Putusan Pengadilan Negeri Jakarta Pusat dalam perkara No.757/Pdt.G/2022/PN Jkt.Pst antara Partai Rakyat Adil Makmur (PRIMA) dengan Komisi Pemilihan Umum (KPU) RI menuai kontroversi. Salah satu amar putusan menghukum KPU RI sebagai tergugat untuk tidak melaksanakan sisa tahapan Pemilu Tahun 2024. Padahal KPU RI dan jajarannya terus melakukan persiapan untuk menghadapi perhelatan pemilu 2024.
Peneliti PSHK, Muhammad Nur Ramadhan, mencatat putusan itu menyatakan KPU RI melakukan perbuatan melawan hukum (PMH). Menghukum KPU RI untuk tidak melaksanakan sisa tahapan pemilu 2024 dan mengulang kembali tahapan pemilu dari awal. Bagi PSHK, putusan tersebut keliru dan tidak berdasar.
“Karena Pengadilan Negeri tidak memiliki kewenangan memutus PMH yang diakibatkan oleh Badan dan/atau Pejabat Pemerintahan, apalagi menunda Pemilu,” katanya dalam keterangan tertulis, Jumat (03/03/2023).
Baca juga:
- Putusan PN Jakpus Penundaan Pemilu, Menkopolhukam: Kita Harus Lawan Secara Hukum
- KY Dalami Putusan PN Jakarta Pusat Soal Penundaan Pemilu
Ramadhan mengatakan, kewenangan mengadili PMH telah diatur Pasal 2 Peraturan MA No.2 Tahun 2019 tentang Pedoman Penyelesaian Sengketa Tindakan Pemerintah dan Kewenangan Mengadili PMH oleh Badan dan/atau Pejabat Pemerintah. Ketentuan itu secara tegas menyatakan perkara PMH oleh badan dan/atau pejabat pemerintahan merupakan kewenangan peradilan tata usaha negara (PTUN).

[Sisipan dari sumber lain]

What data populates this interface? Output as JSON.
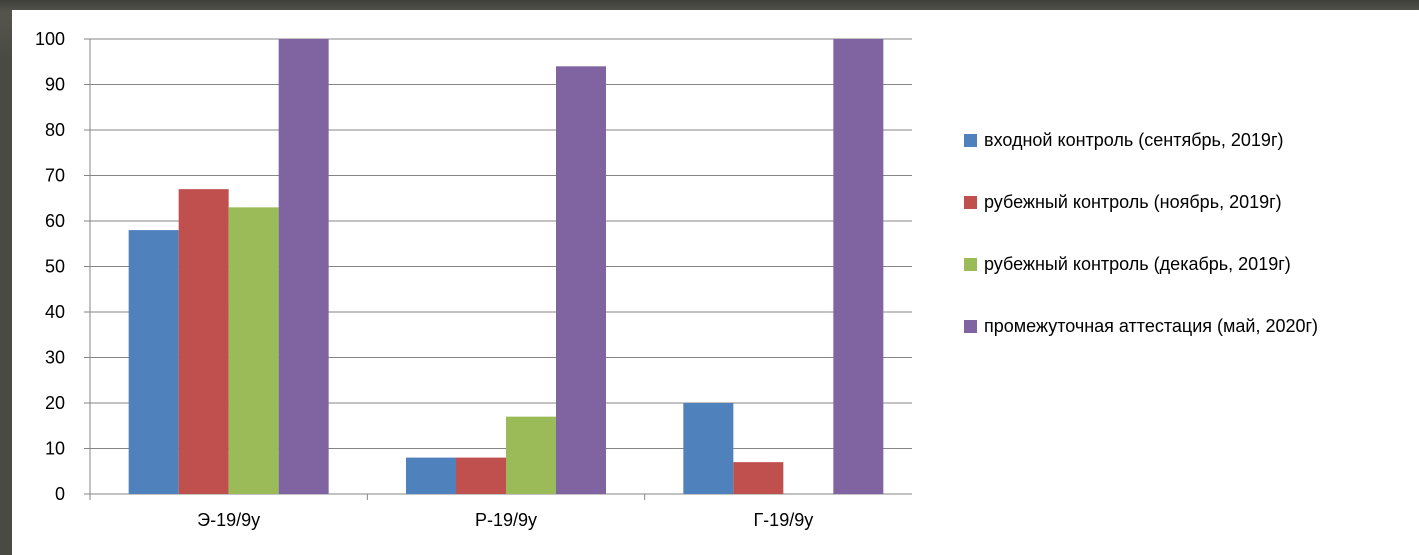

Mengacu Pasal 4 ayat (1) huruf d UU Nomor 30 Tahun 2014 tentang Administrasi Pemerintahan, Ramadhan menjelaskan kualifikasi KPU adalah sebagai ‘badan dan/atau pejabat pemerintahan yang menyelenggarakan fungsi pemerintahan yang disebutkan UUD NRI 1945 dan/atau undang-undang’. Oleh karena itu, semua pihak harus paham tidak ada aturan yang memberikan kewenangan terhadap PN untuk memerintahkan penundaan pemilu.
“Artinya, Putusan PN Jakpus tersebut telah menyimpangi ketentuan peraturan perundang-undangan dan telah melampaui kewenangannya,” urainya.